HUBER: . . . und ich habe damals schon auf diese Versäumnisse hingewiesen. Dem guten Arzt schadet dieses System genauso wie dem Patienten. Diese Mediziner wären über ein stabiles Zeithonorar glücklich, das ihren hohen Einsatz abgelten würde. Dann müssten sie nicht mehr ihre Abrechnungen optimieren, um zu überleben. Der gewissenlose Profiteur ist immer noch sehr gut begütert, während der einfühlsame, sozial verantwortliche Arzt kaum über die Runden kommt.

ABENDBLATT: Der gute Doktor ist also arm dran. Warum begehrt er dann nicht dagegen auf?

HUBER: Weil wir ein System gegenseitig irrationaler Feindbilder gezüchtet haben. Krankenkassenfunktionäre halten Ärzte für kriminelle Ausnutzer des Systems, die Ärzte beschimpfen sie dagegen als ignorante Bürokraten. Ich sehe auch bei vielen Kassenfunktionären nicht viel mehr soziales Verantwortungsgefühl. Auch denen geht es nur ums Geld.

ABENDBLATT: Wie muss man denn dann ein solches System nennen?

HUBER: Es ist durch und durch krank. Das Verdienen an der Krankheit steht im Vordergrund. Der operierte Gesunde ist heute das lukrativste Objekt.

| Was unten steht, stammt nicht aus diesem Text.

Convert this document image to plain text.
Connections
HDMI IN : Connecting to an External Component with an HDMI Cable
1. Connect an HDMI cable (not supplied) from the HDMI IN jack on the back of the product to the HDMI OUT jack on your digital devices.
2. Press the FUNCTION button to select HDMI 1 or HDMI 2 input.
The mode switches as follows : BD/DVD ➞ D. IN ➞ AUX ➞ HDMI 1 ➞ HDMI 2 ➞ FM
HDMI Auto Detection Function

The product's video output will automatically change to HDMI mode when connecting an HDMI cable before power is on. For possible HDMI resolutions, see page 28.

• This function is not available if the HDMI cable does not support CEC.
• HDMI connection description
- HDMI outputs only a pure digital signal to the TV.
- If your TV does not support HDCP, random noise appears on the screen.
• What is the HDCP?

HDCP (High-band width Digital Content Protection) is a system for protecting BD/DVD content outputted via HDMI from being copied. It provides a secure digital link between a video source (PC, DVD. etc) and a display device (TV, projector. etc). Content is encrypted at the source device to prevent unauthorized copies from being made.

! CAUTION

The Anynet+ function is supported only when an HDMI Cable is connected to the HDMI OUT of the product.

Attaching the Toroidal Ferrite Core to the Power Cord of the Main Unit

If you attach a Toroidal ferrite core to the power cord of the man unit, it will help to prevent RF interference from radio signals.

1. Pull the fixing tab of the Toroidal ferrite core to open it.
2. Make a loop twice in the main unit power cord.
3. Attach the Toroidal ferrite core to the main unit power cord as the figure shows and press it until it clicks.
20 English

ABENDBLATT: Wer ist dafür verantwortlich?

HUBER: Es gibt ein generelles Führungsversagen von Ärzte- und Kassenfunktionären sowie der Politik. Alle wissen, dass die notwendige Systemreform nur gemeinsam glücken kann. Dennoch wollen alle nur ihre gruppenegoistischen Interessen optimieren. Das System funktioniert aber nur, wenn sich alle als Teil des Ganzen betrachten. Heute ist es aber so, dass am lukrativsten erscheint, was dem Ganzen schadet. Die Lobbygruppen innerhalb des Gesundheitssystems verhalten sich wie Krebsgeschwüre, die das Ganze zersetzen.

ABENDBLATT: Wie kommen wir aus dieser Misere heraus?

HUBER: Nötig ist ein für die Versicherten durchschaubares Versorgungsgefüge. Die meisten Mittel werden aber für Dinge eingesetzt, die mit Heilen und Helfen nichts zu tun haben. 30 bis 40 Prozent der Kassenmittel fließen in Verwaltungs- und Verhandlungsprozesse. Das ist schmarotzender Mittelverbrauch, der nichts bringt. Auf der anderen Seite erhalten aber zum Beispiel Pflegekräfte immer weniger. Das kann nicht richtig sein.

ABENDBLATT: Wie stellen Sie sich ein besseres System vor?

HUBER: Wir brauchen eine soziale Pflichtversicherung für alle, die eine Regelversorgung garantiert. Wer mehr Leistungen will, muss sich diese individuell zusätzlich sichern. Patienten sollten zudem nicht mehr staatlich bevormundet werden, sondern Wahl- und Selbstbestimmungsrechte erhalten. Zwischen Kassen und Ärzten sowie Krankenhäusern muss es freie Vertragsmöglichkeiten geben. Ein solches freies, wettbewerbsorientiertes System richtet sich dann nicht nur an der Geldvermehrung aus, sondern verbindet den Kapitalismus mit sozialer Integrationskraft.

ABENDBLATT: Die Politik müsste dieses Modell ja umsetzen. Trauen Sie ihr das derzeit zu?

HUBER: Nein. Die Politik ist zu zögerlich, zu schlafmützig. Gesundheitsministerin Schmidt hat auch zu wenig Mut für solche Projekte. Sie kungelt lieber weiter mit den Mächtigen der Lobbygruppen.